Caïn
Scrogn | 13 novembre 2011La peine allait être prononcée. Le tribunal semblait frémir de toutes ses boiseries tant l’ambiance était lourde. Tout le monde attendait. Les journalistes, agrippés à leur stylo. Le public, avide de croire partager un grand moment de justice. Les jurés, perdus dans leurs questionnements éternels. Les familles des victimes, anéanties.
Francis faisait partie des parents éplorés. Sa fille, Léa, avait aidé à l’arrestation du pitoyable monstre. Les policiers avaient retrouvé de l’ADN de son meurtrier sous ses ongles. C’est qu’elle avait combattu son agresseur de toutes ses forces, puisant dans son instinct de survie, du haut de ses sept ans. Grâce à son courage, on avait rapidement retrouver la trace de Mike, dûment fiché pour ses multiples viols, ses tendances pédophiles et ses exploits d’exhibitionniste.

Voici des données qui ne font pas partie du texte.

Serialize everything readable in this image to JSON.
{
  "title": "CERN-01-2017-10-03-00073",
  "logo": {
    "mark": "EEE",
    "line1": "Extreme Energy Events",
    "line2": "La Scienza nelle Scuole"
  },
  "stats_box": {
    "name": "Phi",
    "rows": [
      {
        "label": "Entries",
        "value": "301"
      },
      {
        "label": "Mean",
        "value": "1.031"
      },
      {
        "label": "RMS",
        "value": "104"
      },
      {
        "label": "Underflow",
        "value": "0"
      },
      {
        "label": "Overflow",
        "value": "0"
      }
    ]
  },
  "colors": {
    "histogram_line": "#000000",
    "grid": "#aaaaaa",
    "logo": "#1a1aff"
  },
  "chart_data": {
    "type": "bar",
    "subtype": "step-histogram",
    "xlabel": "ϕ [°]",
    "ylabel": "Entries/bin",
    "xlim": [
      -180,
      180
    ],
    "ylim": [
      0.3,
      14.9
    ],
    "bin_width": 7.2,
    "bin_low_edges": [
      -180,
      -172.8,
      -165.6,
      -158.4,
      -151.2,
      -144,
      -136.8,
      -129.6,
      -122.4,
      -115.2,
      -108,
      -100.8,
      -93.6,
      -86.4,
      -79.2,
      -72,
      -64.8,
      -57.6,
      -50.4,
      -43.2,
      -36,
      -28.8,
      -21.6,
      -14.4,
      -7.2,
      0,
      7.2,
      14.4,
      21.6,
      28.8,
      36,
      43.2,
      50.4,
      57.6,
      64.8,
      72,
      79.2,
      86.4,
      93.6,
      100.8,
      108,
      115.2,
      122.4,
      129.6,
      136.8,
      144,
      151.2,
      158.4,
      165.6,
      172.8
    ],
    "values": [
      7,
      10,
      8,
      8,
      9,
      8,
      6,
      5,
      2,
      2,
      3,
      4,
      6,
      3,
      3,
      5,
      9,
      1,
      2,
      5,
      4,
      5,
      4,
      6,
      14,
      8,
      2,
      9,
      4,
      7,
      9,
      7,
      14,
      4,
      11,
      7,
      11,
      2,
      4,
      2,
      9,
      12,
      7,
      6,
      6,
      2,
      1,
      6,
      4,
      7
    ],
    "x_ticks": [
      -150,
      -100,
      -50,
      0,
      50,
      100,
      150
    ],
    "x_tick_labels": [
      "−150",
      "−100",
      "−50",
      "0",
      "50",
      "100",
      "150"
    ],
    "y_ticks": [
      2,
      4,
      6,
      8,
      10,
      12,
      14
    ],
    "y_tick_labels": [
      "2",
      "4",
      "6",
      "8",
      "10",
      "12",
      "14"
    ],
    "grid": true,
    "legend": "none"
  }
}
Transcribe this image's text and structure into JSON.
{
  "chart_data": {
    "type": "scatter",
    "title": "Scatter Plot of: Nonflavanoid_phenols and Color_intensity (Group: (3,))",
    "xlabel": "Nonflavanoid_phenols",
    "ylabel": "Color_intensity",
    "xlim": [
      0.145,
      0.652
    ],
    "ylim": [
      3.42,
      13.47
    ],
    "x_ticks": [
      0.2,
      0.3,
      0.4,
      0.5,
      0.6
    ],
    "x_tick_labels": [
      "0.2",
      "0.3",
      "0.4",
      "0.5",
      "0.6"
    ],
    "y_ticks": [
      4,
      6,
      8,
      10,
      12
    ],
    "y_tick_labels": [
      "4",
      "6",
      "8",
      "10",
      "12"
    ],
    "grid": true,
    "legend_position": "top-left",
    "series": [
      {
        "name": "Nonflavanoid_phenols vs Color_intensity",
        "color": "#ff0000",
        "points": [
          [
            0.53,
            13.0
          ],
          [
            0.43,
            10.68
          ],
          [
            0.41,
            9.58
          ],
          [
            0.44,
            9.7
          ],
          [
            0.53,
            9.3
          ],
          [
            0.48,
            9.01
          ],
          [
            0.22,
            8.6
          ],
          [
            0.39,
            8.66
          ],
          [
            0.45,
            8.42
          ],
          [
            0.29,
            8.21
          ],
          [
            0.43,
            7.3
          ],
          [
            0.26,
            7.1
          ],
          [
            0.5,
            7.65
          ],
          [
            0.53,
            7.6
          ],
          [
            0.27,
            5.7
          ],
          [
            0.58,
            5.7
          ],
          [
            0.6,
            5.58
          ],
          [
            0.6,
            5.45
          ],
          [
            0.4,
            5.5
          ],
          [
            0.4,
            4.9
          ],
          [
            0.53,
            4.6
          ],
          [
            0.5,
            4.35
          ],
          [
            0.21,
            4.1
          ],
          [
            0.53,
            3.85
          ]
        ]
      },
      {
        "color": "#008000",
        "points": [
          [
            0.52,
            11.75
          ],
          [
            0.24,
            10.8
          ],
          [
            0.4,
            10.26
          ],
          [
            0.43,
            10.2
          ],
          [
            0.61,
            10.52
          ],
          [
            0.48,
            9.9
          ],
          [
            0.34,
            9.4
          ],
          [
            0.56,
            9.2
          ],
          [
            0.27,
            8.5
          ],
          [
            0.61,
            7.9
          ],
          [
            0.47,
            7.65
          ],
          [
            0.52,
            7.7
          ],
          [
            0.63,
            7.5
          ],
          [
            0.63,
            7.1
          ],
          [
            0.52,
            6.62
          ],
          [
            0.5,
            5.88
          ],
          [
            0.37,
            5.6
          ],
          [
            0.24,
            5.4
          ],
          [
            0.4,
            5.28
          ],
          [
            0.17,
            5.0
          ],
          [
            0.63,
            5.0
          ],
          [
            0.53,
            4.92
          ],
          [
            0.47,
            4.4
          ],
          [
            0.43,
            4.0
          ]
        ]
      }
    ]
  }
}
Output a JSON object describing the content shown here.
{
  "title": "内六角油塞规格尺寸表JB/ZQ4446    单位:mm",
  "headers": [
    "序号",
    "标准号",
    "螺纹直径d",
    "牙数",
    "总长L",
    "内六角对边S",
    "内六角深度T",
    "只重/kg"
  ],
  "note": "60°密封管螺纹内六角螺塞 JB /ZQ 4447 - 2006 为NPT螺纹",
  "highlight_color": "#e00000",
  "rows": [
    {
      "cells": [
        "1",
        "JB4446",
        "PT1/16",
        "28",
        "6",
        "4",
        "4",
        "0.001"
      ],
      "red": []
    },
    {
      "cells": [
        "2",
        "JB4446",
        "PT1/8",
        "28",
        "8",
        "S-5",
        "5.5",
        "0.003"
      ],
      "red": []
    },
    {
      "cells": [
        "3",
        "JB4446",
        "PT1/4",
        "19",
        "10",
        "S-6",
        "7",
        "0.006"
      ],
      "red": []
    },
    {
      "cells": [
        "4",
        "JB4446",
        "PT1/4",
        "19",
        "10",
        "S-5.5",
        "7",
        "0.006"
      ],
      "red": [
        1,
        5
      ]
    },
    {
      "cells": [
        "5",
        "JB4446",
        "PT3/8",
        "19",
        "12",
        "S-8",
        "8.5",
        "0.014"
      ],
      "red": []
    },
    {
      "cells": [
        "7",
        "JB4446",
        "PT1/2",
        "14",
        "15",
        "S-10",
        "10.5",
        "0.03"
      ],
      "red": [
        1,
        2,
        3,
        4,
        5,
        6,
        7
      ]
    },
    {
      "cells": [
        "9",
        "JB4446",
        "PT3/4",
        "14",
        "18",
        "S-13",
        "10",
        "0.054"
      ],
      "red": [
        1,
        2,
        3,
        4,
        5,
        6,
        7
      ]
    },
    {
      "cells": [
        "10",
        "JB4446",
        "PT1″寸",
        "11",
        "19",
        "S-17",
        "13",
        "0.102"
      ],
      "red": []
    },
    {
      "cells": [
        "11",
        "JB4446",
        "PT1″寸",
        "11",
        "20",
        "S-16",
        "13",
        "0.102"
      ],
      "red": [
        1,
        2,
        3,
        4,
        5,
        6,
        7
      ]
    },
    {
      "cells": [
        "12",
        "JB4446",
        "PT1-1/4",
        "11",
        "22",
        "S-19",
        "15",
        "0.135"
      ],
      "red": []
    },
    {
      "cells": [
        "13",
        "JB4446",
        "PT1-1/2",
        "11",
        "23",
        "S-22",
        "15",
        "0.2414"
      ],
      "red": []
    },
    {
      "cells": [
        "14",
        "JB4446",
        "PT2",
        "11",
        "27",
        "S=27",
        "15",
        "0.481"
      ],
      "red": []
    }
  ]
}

Même si aucune autre trace n’avait été retrouvée sur les huit autres petites victimes, le modus operandi était si particulier que les membres du jury n’avaient pas hésité. Les fillettes avaient toutes été soumises à l’outrage écoeurant puis étranglées. Et comme si cela ne suffisait pas, le monstre leurs avait découpé les paupières comme pour les forcer à contempler éternellement l’horreur dont elles avaient souffert. Mike était le coupable. Seulement, il avait commis une erreur. Il avait rencontré de la résistance et n’avait su la gérer.
Dans un silence de crypte, le juge prononça les paroles qui allaient mener le coupable au fond de son couloir. Trente ans de prison. Francis fit un rapide calcul. Machinalement. Mike sera libre à l’âge de cinquante-cinq. Suffisamment jeune et frustré pour recommencer. D’autant qu’il avait retiré un plaisir indicible de ses méfaits et surtout un sentiment de toute puissance.
Francis serra les poings. Il voulait croire que Léa pouvait enfin reposer en paix. Sa fille chérie. Morte trop tôt et dans des conditions atroces, emportant sa mère dans un tourbillon de chagrin. Le père se leva péniblement. Il devait sortir. Tout de suite. Dans un brouillard épais, il dut écarter des micros, des caméras, des gens.
Dans l’habitacle de sa voiture, il se sentit presque en sécurité, malgré les coups insistants sur les vitres. Il se concentra, respira profondément et se fraya un chemin parmi la foule.
Il roula environ une heure en pleurant. Puis il vit l’Arbre. Il le visa et appuya sur l’accélérateur. Il mourut sur le coup.
Le plus immonde, c’est qu’il versait des larmes sur son sort. Pas sur ses huit victimes, injustement attribuées à Mike.